Mr Boyle and a team of researchers and commissioning editors visited Jocelyn Hay, chairman of the influential BBC lobbying group Voice of the Listener and Viewer, three weeks ago to present the research figures that are informing his planned changes.

Mr Boyle made the visit even though he yesterday dismissed as "the wildest of wild speculation" stories that Farming Today is to be axed, the Today programme may be extended to Sundays, and that the times of The Archers and Woman's Hour may be moved.

Ms Hay, inveterate letter writer and trenchant critic of the dropping of Peter Hobday from the Today programme and the use of Radio 4 long-wave for Test Match Special, said yesterday she was willing to give Mr Boyle the benefit of the doubt: "Any channel or institution has to be refreshed from time to time, they cannot be allowed to ossify," she said.

"We were impressed that he made the effort to come and talk to us. Mr Boyle showed us how listeners tune into the station in the mornings, lunchtime and in the evenings for the news and The Archers. He wants to manage the audience drops in between those times and strengthen the figures.

"We were very assured that he accepts Radio 4 is a unique broadcaster of high quality intelligent speech programming. And he is on the record as saying he will not slaughter any sacred cows.
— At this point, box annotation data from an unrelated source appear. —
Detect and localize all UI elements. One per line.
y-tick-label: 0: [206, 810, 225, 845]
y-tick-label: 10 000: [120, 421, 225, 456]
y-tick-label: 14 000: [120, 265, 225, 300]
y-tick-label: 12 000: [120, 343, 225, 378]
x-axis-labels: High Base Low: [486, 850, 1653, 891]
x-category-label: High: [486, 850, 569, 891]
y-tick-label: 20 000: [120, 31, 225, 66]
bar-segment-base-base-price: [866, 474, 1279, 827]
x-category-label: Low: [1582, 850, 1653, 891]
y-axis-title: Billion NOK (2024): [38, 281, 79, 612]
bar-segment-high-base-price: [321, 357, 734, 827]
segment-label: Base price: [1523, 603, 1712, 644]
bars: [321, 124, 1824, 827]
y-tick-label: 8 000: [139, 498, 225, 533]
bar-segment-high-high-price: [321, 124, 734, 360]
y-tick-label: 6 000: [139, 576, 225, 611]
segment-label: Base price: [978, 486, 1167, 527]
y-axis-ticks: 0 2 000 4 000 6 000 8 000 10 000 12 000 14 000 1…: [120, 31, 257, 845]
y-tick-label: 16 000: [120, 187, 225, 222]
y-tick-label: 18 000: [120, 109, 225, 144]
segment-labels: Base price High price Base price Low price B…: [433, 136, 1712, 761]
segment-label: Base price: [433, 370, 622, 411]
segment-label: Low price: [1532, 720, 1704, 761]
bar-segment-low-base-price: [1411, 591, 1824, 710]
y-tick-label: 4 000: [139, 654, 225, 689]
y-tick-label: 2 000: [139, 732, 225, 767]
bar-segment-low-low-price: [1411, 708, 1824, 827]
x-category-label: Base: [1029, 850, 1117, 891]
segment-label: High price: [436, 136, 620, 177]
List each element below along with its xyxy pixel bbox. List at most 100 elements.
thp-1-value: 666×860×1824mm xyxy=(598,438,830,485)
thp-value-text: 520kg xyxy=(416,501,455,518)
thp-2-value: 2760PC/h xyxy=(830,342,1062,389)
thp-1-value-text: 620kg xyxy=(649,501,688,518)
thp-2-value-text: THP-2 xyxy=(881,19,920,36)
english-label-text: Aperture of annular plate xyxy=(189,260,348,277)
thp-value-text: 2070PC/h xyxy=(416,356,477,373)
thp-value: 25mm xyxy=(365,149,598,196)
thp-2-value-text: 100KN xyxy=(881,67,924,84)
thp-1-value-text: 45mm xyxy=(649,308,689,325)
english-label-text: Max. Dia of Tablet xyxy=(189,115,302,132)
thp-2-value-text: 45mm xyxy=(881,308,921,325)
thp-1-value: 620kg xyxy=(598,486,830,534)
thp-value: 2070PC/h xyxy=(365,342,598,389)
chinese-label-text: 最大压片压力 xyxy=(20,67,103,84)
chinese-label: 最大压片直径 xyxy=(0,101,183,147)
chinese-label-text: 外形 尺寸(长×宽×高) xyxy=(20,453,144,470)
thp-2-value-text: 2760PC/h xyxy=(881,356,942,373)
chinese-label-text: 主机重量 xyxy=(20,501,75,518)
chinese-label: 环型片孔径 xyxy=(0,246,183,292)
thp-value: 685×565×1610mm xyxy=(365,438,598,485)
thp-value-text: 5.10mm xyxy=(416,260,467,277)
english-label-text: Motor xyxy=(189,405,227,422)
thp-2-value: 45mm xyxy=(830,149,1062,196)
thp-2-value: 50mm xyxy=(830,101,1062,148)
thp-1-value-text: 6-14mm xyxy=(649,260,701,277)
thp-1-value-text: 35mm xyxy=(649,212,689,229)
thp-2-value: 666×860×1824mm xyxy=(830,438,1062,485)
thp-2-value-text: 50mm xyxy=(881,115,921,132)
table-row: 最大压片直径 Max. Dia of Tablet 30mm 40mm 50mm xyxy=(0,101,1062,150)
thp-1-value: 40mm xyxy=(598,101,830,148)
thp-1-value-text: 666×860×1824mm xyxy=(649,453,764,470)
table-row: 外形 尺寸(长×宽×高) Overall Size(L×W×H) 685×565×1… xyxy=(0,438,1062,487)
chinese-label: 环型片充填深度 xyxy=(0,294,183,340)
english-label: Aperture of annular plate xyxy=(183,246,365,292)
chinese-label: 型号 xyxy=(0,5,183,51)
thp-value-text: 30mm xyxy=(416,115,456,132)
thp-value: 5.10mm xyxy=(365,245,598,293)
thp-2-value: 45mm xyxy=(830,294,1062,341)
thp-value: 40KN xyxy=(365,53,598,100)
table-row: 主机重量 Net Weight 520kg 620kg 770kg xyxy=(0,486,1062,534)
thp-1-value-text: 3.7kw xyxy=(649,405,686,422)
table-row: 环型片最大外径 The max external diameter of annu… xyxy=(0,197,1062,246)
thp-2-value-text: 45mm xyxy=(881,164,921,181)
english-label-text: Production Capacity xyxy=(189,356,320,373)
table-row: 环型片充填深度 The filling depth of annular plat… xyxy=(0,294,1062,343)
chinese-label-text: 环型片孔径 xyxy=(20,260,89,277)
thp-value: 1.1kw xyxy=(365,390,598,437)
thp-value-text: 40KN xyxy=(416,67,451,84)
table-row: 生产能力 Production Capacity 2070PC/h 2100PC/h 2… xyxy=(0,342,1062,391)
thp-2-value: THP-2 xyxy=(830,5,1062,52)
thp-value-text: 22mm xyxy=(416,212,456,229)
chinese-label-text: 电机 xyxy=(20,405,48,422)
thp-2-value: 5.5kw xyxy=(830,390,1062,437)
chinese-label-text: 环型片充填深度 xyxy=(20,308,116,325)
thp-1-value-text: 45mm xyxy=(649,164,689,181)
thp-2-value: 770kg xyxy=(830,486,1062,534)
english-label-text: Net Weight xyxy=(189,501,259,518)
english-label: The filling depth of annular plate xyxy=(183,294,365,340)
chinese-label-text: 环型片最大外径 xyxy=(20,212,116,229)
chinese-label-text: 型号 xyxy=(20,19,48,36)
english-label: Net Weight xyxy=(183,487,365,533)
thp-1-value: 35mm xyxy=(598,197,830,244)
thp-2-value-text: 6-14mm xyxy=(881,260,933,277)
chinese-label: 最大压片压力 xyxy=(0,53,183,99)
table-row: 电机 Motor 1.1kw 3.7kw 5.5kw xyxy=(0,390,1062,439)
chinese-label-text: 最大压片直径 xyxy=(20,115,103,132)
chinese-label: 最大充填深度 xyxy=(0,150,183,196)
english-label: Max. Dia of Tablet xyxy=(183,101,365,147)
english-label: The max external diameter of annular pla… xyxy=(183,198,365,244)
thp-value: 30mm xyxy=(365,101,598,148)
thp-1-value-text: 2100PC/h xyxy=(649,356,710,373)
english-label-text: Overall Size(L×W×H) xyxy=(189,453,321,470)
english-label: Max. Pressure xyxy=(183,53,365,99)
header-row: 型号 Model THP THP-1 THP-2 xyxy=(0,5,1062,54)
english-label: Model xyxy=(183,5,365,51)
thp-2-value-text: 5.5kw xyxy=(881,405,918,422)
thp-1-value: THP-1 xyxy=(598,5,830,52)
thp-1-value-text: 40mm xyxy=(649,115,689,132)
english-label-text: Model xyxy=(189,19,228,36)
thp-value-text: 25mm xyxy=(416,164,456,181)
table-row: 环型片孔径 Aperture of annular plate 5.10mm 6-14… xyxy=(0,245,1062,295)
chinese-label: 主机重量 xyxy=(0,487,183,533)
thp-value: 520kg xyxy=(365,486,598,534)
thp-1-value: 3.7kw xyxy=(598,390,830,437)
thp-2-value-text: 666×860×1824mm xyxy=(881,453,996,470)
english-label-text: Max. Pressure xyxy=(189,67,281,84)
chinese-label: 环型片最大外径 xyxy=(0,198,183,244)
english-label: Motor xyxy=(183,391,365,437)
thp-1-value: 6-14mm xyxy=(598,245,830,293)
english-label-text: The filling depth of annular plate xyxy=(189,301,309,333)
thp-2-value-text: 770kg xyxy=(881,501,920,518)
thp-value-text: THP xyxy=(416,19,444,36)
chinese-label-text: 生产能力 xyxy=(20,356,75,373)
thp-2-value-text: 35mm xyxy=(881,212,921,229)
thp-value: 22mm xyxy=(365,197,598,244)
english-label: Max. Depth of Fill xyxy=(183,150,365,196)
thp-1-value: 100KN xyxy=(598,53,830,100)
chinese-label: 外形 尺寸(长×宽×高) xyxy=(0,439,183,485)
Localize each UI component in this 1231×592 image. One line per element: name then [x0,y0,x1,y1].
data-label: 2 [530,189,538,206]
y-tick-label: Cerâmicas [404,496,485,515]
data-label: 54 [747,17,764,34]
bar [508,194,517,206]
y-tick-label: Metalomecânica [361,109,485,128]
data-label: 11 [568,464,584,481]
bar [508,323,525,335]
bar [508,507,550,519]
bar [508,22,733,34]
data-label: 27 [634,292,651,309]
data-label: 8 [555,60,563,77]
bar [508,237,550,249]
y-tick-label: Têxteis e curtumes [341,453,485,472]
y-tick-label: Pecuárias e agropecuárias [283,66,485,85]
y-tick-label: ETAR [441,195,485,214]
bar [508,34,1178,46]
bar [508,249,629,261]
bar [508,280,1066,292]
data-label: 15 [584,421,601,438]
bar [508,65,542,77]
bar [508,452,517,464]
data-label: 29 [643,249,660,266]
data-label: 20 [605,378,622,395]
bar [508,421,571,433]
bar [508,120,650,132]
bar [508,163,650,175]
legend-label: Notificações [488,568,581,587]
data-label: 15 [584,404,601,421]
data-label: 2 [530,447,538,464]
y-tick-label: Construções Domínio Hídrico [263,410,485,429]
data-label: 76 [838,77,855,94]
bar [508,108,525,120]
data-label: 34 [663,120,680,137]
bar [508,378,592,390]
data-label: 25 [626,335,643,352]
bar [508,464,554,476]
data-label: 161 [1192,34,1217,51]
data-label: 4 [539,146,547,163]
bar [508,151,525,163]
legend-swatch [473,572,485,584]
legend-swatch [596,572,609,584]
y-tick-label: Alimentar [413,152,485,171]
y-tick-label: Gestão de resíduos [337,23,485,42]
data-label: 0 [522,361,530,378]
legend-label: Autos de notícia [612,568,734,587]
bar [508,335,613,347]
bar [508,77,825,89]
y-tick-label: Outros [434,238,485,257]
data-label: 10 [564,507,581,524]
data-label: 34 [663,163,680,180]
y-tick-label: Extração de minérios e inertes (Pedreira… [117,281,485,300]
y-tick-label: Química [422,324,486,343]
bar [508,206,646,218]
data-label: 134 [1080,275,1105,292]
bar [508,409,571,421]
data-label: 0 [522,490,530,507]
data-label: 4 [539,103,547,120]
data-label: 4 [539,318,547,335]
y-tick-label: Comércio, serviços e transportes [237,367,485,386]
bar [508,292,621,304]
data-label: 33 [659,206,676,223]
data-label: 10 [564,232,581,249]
We have to accept that he is approaching the changes sensitively and intelligently."

Ms Hay's main concern is that the BBC might use the changes to Radio 4 as an excuse to cut the station's budget.

"I have been doing what any responsible new controller would do," said Mr Boyle yesterday. "Padding around slowly but surely talking to listeners, talking to producers and talking to lobbying groups asking if Radio 4 is the way it ought to be, are there things we ought to be doing?"

Mr Boyle appeared on the Today programme yesterday to calm the fears of listeners about wholesale changes, although he managed to deny that he had completed his final plans while assuring Archers fans that the omnibus edition would not be moving to Sunday afternoons.

"I could go through the speculation picking off the programmes one by one, but why bother."

He did hint at the rumoured extension to the Today programme, which would involve giving it a start time of 6am and running it seven days a week, when he said: "News and current affairs drives Radio 4 - it is one of the things that listeners come in for."

However, Mr Boyle appears to have bypassed the National Union of Farmers on his tour of listeners. If Today is extended, Farming Today may be axed and the NFU said its members would be "extremely angry".